Welcome to the doomsday machine
Le cinéma comme reflet des angoisses de l’actualité trouve, en ce qui concerne la guerre froide, deux références sorties à quelques mois d’intervalle : Fail Safe et Dr Strangelove. Quand le premier restitue avec brio la terreur d’une apocalypse nucléaire, le second en dénonce l’absurdité par la satire mais avec une portée tout aussi ravageuse.
Il est saisissant de constater à quel point les intrigues se fondent sur le même principe : un bombardement se profile à l’insu des deux partis qui tentent vainement de composer avec lui et se retrouvent piégés par leur propre arsenal technologique.

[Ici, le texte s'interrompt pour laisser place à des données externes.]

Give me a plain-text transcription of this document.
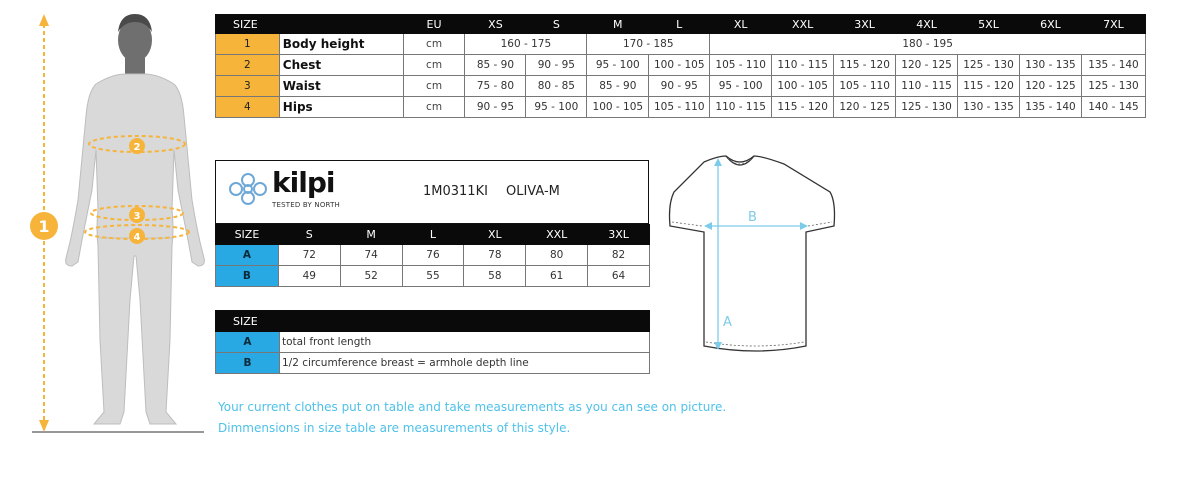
1
2
3
4
SIZE		EU	XS	S	M	L	XL	XXL	3XL	4XL	5XL	6XL	7XL
1	Body height	cm	160 - 175		170 - 185		180 - 195						
2	Chest	cm	85 - 90	90 - 95	95 - 100	100 - 105	105 - 110	110 - 115	115 - 120	120 - 125	125 - 130	130 - 135	135 - 140
3	Waist	cm	75 - 80	80 - 85	85 - 90	90 - 95	95 - 100	100 - 105	105 - 110	110 - 115	115 - 120	120 - 125	125 - 130
4	Hips	cm	90 - 95	95 - 100	100 - 105	105 - 110	110 - 115	115 - 120	120 - 125	125 - 130	130 - 135	135 - 140	140 - 145
kilpi
TESTED BY NORTH
1M0311KI OLIVA-M
SIZE	S	M	L	XL	XXL	3XL
A	72	74	76	78	80	82
B	49	52	55	58	61	64
SIZE	
A	total front length
B	1/2 circumference breast = armhole depth line
B
A
Your current clothes put on table and take measurements as you can see on picture.
Dimmensions in size table are measurements of this style.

L’intelligence de la tension générale du film de Kubrick est de procéder par gradation. Le film commence avec une portée véritablement documentaire, insistant sur les protocoles, les tableaux de commandes et confère au récit une crédibilité inquiétante. Avant d’emballer la machine, le scénario prend soin de l’installer solidement au sein d’un système rigide et à l’inertie blindée, à l’image de cette sublime war room, à la gigantesque table sphérique.
L’intrusion du comique se fait par les portraits de plus en plus précis des personnages, eux même plus dingues les uns à la suite des autres. Sellers joue parfaitement de cette escalade de la démence à travers ses trois personnages, gravissant la hiérarchie vers un final absolument jubilatoire dans son numéro du nazi rattrapé par ses premières amours.
Alors que la première partie se fonde surtout sur des dialogues étonnamment calmes au vu de la gravité de la situation, mesure que la tension due à l’avancée du B52 s’accroit, les masques tombent et les répliques fusent : tout le monde en prend pour son grade, et la paranoïa sur le péril rouge est ici un chef d’œuvre de bêtise. Le comique se décline alors sous toutes ses facettes : du pur gag (les pièces nécessaires pour téléphoner au président) à la parodie de diplomatie (quel président est le plus désolé de cette situation ?), en passant par le non-sens (les « natural fluids ») et l’humour noir.
Rions donc en attendant la fin du monde : les dirigeants de la planète ont tout prévu, au point de confier aux ordinateurs le soin de nous détruire, ultime force de dissuasion qu’on avait simplement omis de communiquer à l’ennemi. Cette splendide rhétorique par l’absurde génère un ballet grotesque, brillamment interprété, férocement drôle, politesse du désespoir elle seule capable de rivaliser avec la destruction massive.